"Schopenhauer's right," he muttered; "they're hypocrites, every one of them. Night of it, Madeleine de Maupin, and now baby talk—don't go together the two. I've done with it, I know the sort: pose as fast and bite you if you say anything. I'll get some books and go on the upper deck. I shan't see her there."
He descended to his cabin, picked up a couple of books at random, and went above, where he sat down amongst the boats, and, ignoring the luncheon bugle, tried to concentrate his attention on Lombroso. "It's too hot for this stuff," he muttered, after reading the same paragraph half a dozen times without taking in a word. "I'll try the other, Shelley; I don't know why I bought the thing except for the short biography at the beginning." He read this through and lay back reflecting. "Woman, always woman in these fellows' lives," he murmured; "domestic unhappiness seems inseparable from genius." He began to turn over the pages. "Epipsychidion—now what does that mean I wonder?" He began to read, and, bored at first, soon became absorbed, the flaming passion in the lines stirring something within him that had been hitherto unawakened.
"We shall become the same, we shall be one
Spirit within two frames. Oh! wherefore two?

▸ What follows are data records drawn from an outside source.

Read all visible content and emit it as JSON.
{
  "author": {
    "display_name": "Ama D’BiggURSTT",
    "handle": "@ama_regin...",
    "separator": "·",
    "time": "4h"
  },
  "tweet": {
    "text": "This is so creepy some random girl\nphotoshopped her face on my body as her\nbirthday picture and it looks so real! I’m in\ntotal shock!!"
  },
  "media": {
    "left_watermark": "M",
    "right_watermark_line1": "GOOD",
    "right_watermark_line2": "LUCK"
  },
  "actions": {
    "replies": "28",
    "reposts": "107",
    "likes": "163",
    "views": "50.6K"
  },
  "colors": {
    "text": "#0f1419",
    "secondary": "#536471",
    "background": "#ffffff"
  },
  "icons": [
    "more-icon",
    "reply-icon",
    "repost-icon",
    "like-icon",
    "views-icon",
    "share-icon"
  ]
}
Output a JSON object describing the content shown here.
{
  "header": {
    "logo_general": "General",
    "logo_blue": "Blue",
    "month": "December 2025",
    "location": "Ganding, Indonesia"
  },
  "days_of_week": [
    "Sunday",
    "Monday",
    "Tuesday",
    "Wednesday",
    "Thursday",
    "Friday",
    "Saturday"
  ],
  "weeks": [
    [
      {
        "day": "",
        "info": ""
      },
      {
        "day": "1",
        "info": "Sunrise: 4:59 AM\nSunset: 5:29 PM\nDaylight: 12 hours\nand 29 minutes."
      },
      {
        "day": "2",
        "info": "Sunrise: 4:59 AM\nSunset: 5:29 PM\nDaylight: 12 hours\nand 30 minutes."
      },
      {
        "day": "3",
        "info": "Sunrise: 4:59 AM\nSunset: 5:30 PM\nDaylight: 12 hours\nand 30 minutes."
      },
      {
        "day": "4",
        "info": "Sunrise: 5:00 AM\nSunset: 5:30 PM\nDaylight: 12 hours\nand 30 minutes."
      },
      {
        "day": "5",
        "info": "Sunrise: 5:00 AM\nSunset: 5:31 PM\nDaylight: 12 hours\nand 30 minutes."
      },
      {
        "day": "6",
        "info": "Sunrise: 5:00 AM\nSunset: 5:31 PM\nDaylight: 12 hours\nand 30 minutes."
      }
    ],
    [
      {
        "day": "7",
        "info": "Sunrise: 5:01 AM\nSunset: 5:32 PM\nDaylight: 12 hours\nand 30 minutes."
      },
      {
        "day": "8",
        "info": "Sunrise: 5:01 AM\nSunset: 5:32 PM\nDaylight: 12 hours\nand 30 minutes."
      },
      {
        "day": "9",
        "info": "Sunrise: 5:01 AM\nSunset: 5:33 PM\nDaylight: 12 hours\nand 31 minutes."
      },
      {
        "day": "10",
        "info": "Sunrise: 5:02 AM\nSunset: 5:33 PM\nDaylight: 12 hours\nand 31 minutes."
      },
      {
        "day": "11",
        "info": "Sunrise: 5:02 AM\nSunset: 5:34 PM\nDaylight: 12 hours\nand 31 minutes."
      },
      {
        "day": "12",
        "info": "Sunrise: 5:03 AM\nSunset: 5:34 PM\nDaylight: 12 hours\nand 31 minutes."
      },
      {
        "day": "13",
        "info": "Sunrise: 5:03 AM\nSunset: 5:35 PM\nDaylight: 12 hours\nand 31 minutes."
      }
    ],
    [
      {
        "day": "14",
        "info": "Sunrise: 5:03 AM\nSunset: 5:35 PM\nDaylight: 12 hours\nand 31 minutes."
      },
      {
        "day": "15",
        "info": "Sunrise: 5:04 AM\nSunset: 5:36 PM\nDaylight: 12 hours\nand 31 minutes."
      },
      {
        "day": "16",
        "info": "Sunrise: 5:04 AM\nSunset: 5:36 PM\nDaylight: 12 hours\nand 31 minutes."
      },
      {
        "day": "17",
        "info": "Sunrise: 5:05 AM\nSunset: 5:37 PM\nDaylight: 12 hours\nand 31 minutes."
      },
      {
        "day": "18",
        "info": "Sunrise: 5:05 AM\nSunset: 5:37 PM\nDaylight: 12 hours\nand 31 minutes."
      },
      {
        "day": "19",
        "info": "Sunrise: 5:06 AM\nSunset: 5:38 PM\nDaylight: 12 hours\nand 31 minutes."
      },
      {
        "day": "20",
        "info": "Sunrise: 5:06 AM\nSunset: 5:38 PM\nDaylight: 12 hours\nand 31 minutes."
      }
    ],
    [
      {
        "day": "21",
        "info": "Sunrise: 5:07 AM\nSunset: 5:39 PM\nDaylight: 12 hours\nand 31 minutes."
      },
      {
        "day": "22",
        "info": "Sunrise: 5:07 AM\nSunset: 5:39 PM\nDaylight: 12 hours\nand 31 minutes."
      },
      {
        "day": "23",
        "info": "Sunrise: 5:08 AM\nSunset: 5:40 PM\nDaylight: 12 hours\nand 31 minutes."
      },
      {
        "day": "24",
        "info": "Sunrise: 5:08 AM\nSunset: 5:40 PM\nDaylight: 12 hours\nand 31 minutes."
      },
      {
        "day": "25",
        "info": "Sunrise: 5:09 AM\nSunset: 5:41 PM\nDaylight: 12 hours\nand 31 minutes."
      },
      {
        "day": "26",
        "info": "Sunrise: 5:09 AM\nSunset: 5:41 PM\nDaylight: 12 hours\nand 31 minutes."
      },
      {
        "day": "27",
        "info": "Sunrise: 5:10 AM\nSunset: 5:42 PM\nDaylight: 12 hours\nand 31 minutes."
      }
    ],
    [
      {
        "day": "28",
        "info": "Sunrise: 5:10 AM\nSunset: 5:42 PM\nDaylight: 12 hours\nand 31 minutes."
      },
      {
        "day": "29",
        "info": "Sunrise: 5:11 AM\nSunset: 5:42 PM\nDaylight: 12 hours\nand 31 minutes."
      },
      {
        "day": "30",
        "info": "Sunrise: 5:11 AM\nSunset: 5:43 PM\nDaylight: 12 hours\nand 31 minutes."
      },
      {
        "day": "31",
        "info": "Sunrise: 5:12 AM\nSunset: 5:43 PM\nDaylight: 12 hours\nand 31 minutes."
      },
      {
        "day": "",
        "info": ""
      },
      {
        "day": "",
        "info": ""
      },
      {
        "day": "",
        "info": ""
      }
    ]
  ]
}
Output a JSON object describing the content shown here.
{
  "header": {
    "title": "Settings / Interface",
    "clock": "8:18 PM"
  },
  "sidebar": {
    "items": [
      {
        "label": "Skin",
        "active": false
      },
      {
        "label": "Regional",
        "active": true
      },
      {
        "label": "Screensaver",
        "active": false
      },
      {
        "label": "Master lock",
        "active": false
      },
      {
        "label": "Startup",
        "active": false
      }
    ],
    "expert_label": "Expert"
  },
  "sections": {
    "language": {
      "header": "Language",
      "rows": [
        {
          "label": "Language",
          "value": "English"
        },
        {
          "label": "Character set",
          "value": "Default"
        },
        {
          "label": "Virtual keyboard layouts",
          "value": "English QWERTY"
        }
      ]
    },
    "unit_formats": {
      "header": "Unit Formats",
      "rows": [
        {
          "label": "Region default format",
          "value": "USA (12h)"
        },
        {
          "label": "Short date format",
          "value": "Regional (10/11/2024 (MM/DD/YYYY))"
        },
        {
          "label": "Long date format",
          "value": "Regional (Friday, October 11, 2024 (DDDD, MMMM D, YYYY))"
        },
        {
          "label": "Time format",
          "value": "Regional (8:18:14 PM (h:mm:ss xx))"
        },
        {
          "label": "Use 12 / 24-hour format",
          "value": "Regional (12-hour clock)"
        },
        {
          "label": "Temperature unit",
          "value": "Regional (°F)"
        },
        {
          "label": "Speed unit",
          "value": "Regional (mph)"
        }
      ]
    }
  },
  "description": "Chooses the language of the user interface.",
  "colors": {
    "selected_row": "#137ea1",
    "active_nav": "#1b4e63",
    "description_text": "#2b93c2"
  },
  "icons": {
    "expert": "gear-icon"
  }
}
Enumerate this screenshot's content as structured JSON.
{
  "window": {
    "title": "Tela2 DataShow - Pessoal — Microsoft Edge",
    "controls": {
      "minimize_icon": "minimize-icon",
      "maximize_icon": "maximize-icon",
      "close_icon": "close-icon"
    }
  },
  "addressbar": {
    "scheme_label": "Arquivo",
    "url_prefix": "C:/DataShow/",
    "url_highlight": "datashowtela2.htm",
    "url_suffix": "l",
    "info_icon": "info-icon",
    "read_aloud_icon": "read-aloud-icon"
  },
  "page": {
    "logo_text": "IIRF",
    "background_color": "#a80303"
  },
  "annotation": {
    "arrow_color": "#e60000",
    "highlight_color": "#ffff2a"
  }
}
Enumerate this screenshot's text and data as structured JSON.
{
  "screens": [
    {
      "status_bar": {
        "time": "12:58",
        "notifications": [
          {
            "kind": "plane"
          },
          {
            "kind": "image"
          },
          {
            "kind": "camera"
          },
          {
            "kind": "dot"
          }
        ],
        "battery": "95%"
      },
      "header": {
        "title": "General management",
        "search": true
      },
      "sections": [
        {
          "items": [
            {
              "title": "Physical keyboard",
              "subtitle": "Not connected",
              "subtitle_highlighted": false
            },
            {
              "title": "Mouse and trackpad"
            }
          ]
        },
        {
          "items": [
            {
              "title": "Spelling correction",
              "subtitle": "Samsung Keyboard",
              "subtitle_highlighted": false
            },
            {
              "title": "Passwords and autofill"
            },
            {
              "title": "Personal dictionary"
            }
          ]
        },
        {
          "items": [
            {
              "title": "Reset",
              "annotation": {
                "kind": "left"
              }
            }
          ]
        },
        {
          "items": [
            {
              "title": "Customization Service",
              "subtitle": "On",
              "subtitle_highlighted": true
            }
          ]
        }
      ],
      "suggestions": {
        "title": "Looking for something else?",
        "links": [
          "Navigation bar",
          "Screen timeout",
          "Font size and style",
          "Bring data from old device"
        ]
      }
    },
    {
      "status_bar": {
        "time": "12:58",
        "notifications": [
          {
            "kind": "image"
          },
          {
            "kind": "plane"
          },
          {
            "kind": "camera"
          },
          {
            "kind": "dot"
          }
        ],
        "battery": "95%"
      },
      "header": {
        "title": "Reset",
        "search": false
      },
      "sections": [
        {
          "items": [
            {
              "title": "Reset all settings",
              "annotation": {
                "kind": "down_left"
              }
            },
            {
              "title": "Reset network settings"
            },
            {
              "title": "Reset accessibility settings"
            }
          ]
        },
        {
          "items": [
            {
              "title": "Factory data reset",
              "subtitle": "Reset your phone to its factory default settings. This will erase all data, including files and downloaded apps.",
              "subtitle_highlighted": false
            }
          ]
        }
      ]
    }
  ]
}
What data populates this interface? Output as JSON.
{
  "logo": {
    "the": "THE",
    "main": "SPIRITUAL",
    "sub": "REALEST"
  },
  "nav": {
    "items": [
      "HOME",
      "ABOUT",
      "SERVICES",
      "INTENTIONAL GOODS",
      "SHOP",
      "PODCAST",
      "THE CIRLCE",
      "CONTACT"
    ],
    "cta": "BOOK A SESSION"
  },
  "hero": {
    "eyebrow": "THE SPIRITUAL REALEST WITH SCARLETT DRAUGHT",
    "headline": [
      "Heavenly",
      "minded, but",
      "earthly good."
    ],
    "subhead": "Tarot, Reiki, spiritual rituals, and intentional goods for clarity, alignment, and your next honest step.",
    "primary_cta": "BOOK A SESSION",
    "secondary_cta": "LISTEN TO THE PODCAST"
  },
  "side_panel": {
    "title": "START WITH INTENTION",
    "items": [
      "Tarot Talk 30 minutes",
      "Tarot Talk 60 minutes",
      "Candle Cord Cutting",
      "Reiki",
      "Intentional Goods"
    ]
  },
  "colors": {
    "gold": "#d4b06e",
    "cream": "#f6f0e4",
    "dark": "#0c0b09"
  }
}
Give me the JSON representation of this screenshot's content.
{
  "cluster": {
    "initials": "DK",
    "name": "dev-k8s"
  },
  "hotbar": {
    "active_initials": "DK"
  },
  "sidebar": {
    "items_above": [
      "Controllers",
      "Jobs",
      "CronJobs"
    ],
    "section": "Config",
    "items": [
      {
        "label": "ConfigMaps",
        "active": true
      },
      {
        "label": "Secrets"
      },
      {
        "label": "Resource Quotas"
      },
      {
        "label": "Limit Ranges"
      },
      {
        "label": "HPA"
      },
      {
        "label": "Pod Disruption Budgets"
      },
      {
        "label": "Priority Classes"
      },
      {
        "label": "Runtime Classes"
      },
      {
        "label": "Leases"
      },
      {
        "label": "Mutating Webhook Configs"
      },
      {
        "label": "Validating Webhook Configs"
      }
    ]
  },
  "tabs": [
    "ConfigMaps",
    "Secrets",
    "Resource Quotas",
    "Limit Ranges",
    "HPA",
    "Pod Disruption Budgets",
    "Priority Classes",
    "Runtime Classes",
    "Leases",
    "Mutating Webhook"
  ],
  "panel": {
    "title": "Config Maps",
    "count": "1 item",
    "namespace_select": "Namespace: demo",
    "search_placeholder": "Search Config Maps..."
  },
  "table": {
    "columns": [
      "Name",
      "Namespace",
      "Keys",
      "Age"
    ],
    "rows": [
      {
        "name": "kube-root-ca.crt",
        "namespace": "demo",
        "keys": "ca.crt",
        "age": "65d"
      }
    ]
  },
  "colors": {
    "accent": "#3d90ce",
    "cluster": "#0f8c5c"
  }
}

One passion in twin-hearts, which grows and grew,
Till, like two meteors of expanding flame,
Those spheres instinct with it become the same,
Touch, mingle, are transfigured: ever still
Burning, yet ever inconsumable."
Graeme laid down the volume. His eyes were shining, and his face had become very pale.
"Nothing banal about that," he murmured; "no married sameness, no dreary domesticity. It's all free and lawless, as it ought to be. God, the thing's maddened me; I can't keep still!" He sprang up, hesitated for a moment, and then hurrying below looked furtively up and down the decks. He searched the saloon, the music-room, the library, but all to no purpose; that which he sought was not there. Gradually he was seized with anger, then anxiety, and finally a sick longing. Restlessly he wandered about the ship, now trying to read, now pacing the decks, till at length the dinner-bugle sounded and he went below to dress.
"She shan't escape me afterwards," he thought, watching her across the crowded saloon; "we'll sit together away from the world, and the romance of our lives shall begin." Stara, nevertheless, did escape him, despite his vigilance, and, wait though he did till after the decks were in darkness, she appeared no more.
Sick with disappointment and a bitter sense of humiliation, he at length went down to his cabin, and, flinging himself on the bed, tried hard to sleep. But the bells clanged the hours away and sleep refused to come, till at last he rose from the tumbled bed and sat up, irresolution in his eyes.
"Sanders told me not to," he muttered; "he said for me it was fatal, but what am I to do? I shall go mad if I don't sleep. I don't care—I will," and Hector switched on the light, dragged out a dressing-case and took out a small phial containing tabloids.
"Thank heaven," he murmured drowsily, half an hour later; "better than all the natural sleep in the world. Stara..." His eyes closed, and he fell asleep at last.